Expansion and recent history
The Ramos children proposed expanding the scope of National Book Store, and a branch along Recto Avenue was opened, an area often frequented by students. In the 1970s, branches were opened in shopping malls in Makati and Cubao, Quezon City.[5] For the next decades since the opening of the Recto branch, the book store grew with shopping mall owners approaching the Ramoses to set up a store inside their properties. National Book Store became one of the top 100 Philippine corporations in 1988, registering profits of $1 million on gross revenues of $34.7 million. The book store chain also became one of the Top 500 of the list by Retail Asia-Pacific, ranking 308th in 2004.[4]
In 2015, National Book Store captures the majority of the Philippine book market having a share amounting to 80 percent, and operates around 127 branches across the Philippines. It also operates Metrobooks, which opened in Hong Kong in 2007, a subsidiary based in the former British crown colony.[4] The book store was believed to have closed in May 2018.[6]
With the pending entry of National Book Store into the Philippine Stock Exchange through the renaming of Vulcan Industrial & Mining Corp., another Ramos-owned company, into National Book Store Retail Corp. they would now also venture into wholesale, publishing, printing, manufacturing, and distribution.[7]

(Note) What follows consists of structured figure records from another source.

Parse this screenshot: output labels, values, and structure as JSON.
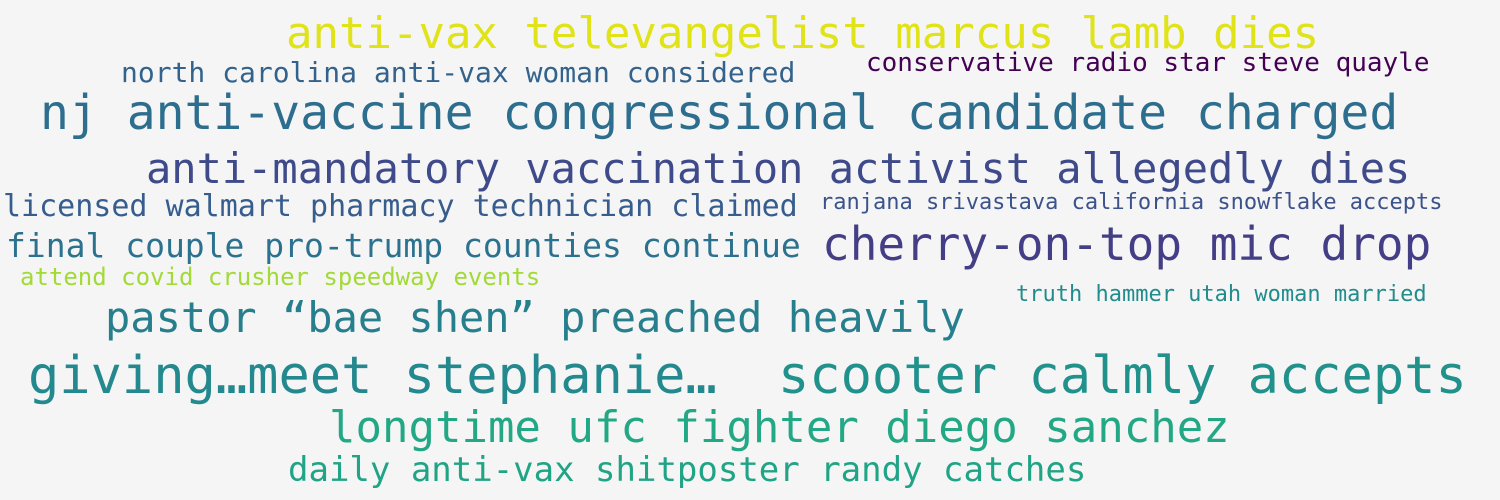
{
  "words": [
    {
      "text": "anti-vax televangelist marcus lamb dies",
      "color": "#dfe318"
    },
    {
      "text": "north carolina anti-vax woman considered",
      "color": "#33638d"
    },
    {
      "text": "conservative radio star steve quayle",
      "color": "#440154"
    },
    {
      "text": "nj anti-vaccine congressional candidate charged",
      "color": "#2d6e8e"
    },
    {
      "text": "anti-mandatory vaccination activist allegedly dies",
      "color": "#3e4a89"
    },
    {
      "text": "licensed walmart pharmacy technician claimed",
      "color": "#365d8d"
    },
    {
      "text": "ranjana srivastava california snowflake accepts",
      "color": "#3b528b"
    },
    {
      "text": "final couple pro-trump counties continue",
      "color": "#2c728e"
    },
    {
      "text": "cherry-on-top mic drop",
      "color": "#433e85"
    },
    {
      "text": "attend covid crusher speedway events",
      "color": "#a2da37"
    },
    {
      "text": "pastor “bae shen” preached heavily",
      "color": "#277f8e"
    },
    {
      "text": "truth hammer utah woman married",
      "color": "#228c8d"
    },
    {
      "text": "giving…meet stephanie…",
      "color": "#23898e"
    },
    {
      "text": "scooter calmly accepts",
      "color": "#21918c"
    },
    {
      "text": "longtime ufc fighter diego sanchez",
      "color": "#22a884"
    },
    {
      "text": "daily anti-vax shitposter randy catches",
      "color": "#20a486"
    }
  ]
}
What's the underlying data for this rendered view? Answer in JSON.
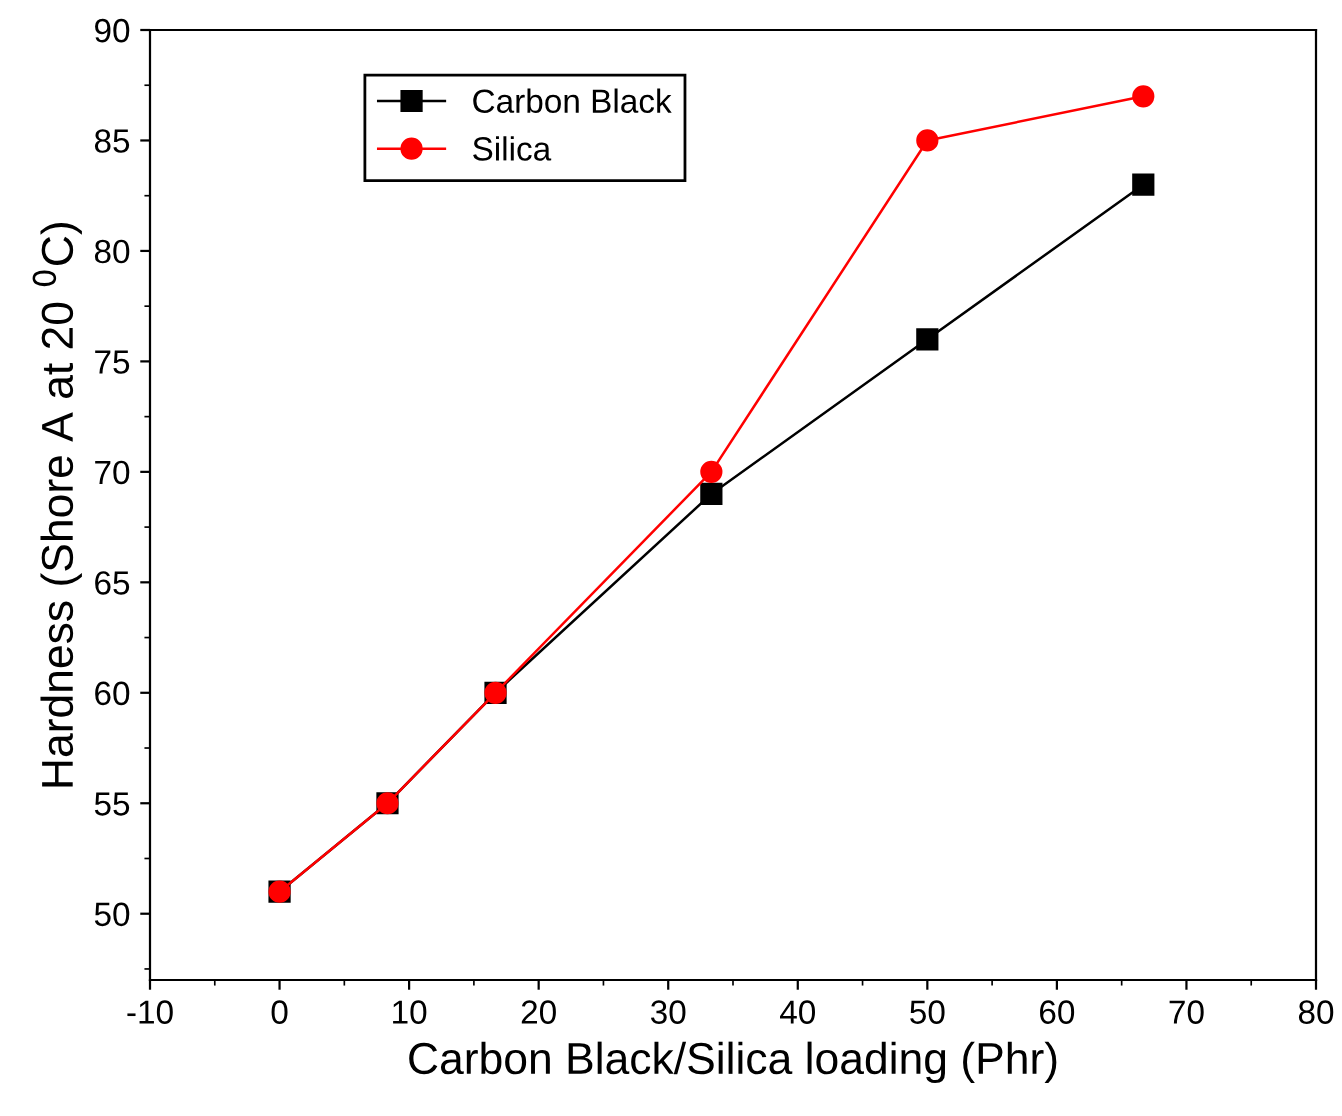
{
  "chart_data": {
    "type": "line",
    "xlabel": "Carbon Black/Silica loading (Phr)",
    "ylabel": "Hardness (Shore A at 20 $^{0}$C)",
    "x": [
      0,
      8.33,
      16.67,
      33.33,
      50,
      66.67
    ],
    "series": [
      {
        "name": "Carbon Black",
        "color": "#000000",
        "marker": "square",
        "values": [
          51,
          55,
          60,
          69,
          76,
          83
        ]
      },
      {
        "name": "Silica",
        "color": "#ff0000",
        "marker": "circle",
        "values": [
          51,
          55,
          60,
          70,
          85,
          87
        ]
      }
    ],
    "xlim": [
      -10,
      80
    ],
    "xticks": [
      -10,
      0,
      10,
      20,
      30,
      40,
      50,
      60,
      70,
      80
    ],
    "ylim": [
      47,
      90
    ],
    "yticks": [
      50,
      55,
      60,
      65,
      70,
      75,
      80,
      85,
      90
    ],
    "grid": false,
    "legend": "top left",
    "line_style": "solid"
  }
}
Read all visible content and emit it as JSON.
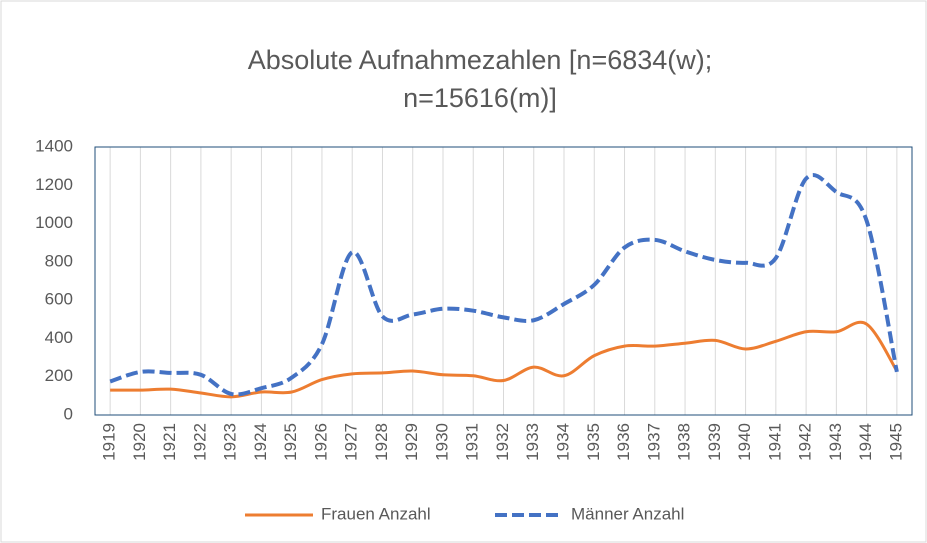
{
  "chart_data": {
    "type": "line",
    "title": [
      "Absolute Aufnahmezahlen [n=6834(w);",
      "n=15616(m)]"
    ],
    "categories": [
      "1919",
      "1920",
      "1921",
      "1922",
      "1923",
      "1924",
      "1925",
      "1926",
      "1927",
      "1928",
      "1929",
      "1930",
      "1931",
      "1932",
      "1933",
      "1934",
      "1935",
      "1936",
      "1937",
      "1938",
      "1939",
      "1940",
      "1941",
      "1942",
      "1943",
      "1944",
      "1945"
    ],
    "series": [
      {
        "name": "Frauen Anzahl",
        "color": "#ED7D31",
        "dash": false,
        "values": [
          130,
          130,
          135,
          115,
          95,
          120,
          120,
          185,
          215,
          220,
          230,
          210,
          205,
          180,
          250,
          205,
          310,
          360,
          360,
          375,
          390,
          345,
          385,
          435,
          435,
          475,
          230
        ]
      },
      {
        "name": "Männer Anzahl",
        "color": "#4472C4",
        "dash": true,
        "values": [
          175,
          225,
          220,
          210,
          110,
          140,
          195,
          370,
          850,
          515,
          525,
          555,
          545,
          510,
          495,
          580,
          680,
          875,
          915,
          855,
          810,
          795,
          820,
          1235,
          1165,
          1015,
          225
        ]
      }
    ],
    "ylim": [
      0,
      1400
    ],
    "yticks": [
      0,
      200,
      400,
      600,
      800,
      1000,
      1200,
      1400
    ],
    "grid": true,
    "legend": "bottom"
  }
}
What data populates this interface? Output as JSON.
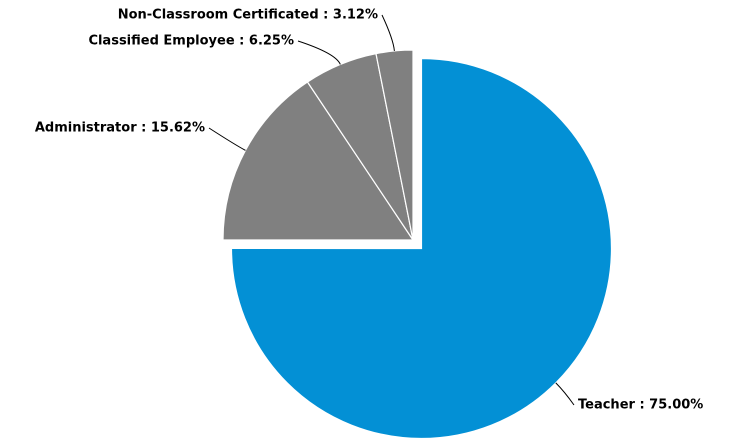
{
  "chart_data": {
    "type": "pie",
    "labels": [
      "Teacher : 75.00%",
      "Administrator : 15.62%",
      "Classified Employee : 6.25%",
      "Non-Classroom Certificated : 3.12%"
    ],
    "values": [
      75.0,
      15.62,
      6.25,
      3.12
    ],
    "colors": [
      "#0390d5",
      "#808080",
      "#808080",
      "#808080"
    ]
  }
}
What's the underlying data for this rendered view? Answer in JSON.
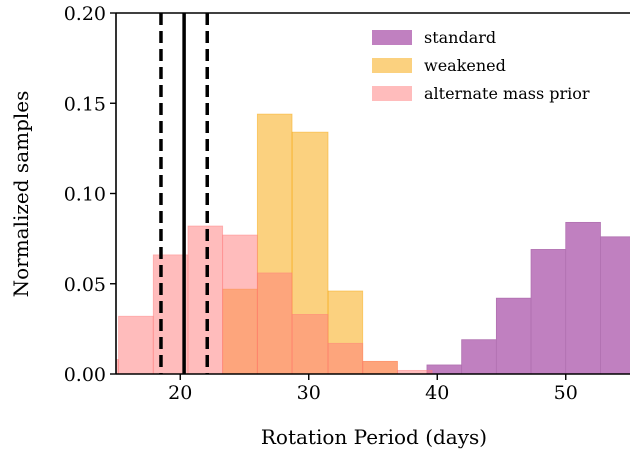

It entered the education industry in 2017 with the launch of NBS College, its first institution for higher learning at the National Book Store building on Quezon Avenue[8] and by 2018, it has now 230 branches all over the country. NBS, under College president Adrian Paulino S. Ramos offers six academic degree programs: BS Accountancy, BS Accounting Information System, BS Entrepreneurship, BS Computer Science, BS Library and Information Science and BS Tourism Management.[9]